Kitti Cha Sangmanee.
©Reuters

L'interview Atlantico Business

Débarqué de Thaïlande en France pour suivre ses études supérieures, Kitti Cha Sangmanee croise un jour le chemin de la maison Mariage Frères et décide d’abandonner sa prometteuse carrière de diplomate. Son ambition : développer le thé à la française. 30 ans plus tard, le groupe est une institution en France, compte 60 pays à l’export et 1500 points de vente.

Comment passe-t-on d’études de Droit dans une université parisienne à la direction de la Maison Mariage Frères ? 

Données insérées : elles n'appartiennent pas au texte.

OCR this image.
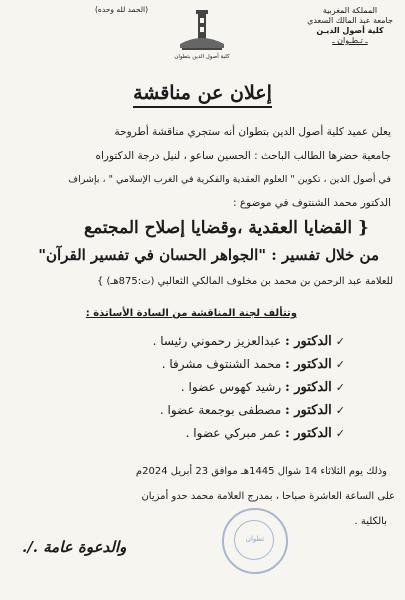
المملكة المغربية
جامعة عبد المالك السعدي
كلية أصول الديـن
ـ تـطـوان ـ
(الحمد لله وحده)
كلية أصول الدين بتطوان
إعلان عن مناقشة
يعلن عميد كلية أصول الدين بتطوان أنه ستجري مناقشة أطروحة
جامعية حضرها الطالب الباحث : الحسين ساعو ، لنيل درجة الدكتوراه
في أصول الدين ، تكوين " العلوم العقدية والفكرية في الغرب الإسلامي " ، بإشراف
الدكتور محمد الشنتوف في موضوع :
{ القضايا العقدية ،وقضايا إصلاح المجتمع
من خلال تفسير : "الجواهر الحسان في تفسير القرآن"
للعلامة عبد الرحمن بن محمد بن مخلوف المالكي الثعالبي (ت:875هـ) }
وتتألف لجنة المناقشة من السادة الأساتذة :
✓الدكتور : عبدالعزيز رحموني رئيسا .
✓الدكتور : محمد الشنتوف مشرفا .
✓الدكتور : رشيد كهوس عضوا .
✓الدكتور : مصطفى بوجمعة عضوا .
✓الدكتور : عمر مبركي عضوا .
وذلك يوم الثلاثاء 14 شوال 1445هـ موافق 23 أبريل 2024م
على الساعة العاشرة صباحا ، بمدرج العلامة محمد حدو أمزيان
بالكلية .
تطوان
والدعوة عامة ./.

D’origine thaïlandaise, j’ai fait un doctorat de droit public des organisations internationales à l’Université Paris-Sorbonne, mais j’étais destiné à retourner dans mon pays pour devenir diplomate à la fin de mes études. En 1984, après mon doctorat, j’ai rencontré la dernière héritière de la famille Mariage et, petit à petit, c’est le thé et l’histoire de Mariage Frères qui a eu l’emprise sur moi. Le destin fait que je suis toujours là parce qu’il y a eut un coup de foudre. A l’époque Mariage Frères n’est pas une maison publique, ils n’étaient qu’importateurs grossistes. Mariage Frères est la plus ancienne société française de maisons de thé fondée à Paris en 1854. Quand j’ai décidé d’entrer dans cette société, tout le monde m'a dit que j’étais fou, parce qu’à l’époque le thé c’était pour les femmes, pour les gens d’un certain âge ou lorsqu’on était malade. Je me suis dit qu'au contraire, "si les Français ne boivent pas de thé, ça doit devenir mon challenge". Nous voulions faire aimer le thé. J’ai donc créé dans les années 80 une sorte "d’école" française du thé avec ses spécificités, comme il y a une "école" Anglaise ou Japonaise du thé. 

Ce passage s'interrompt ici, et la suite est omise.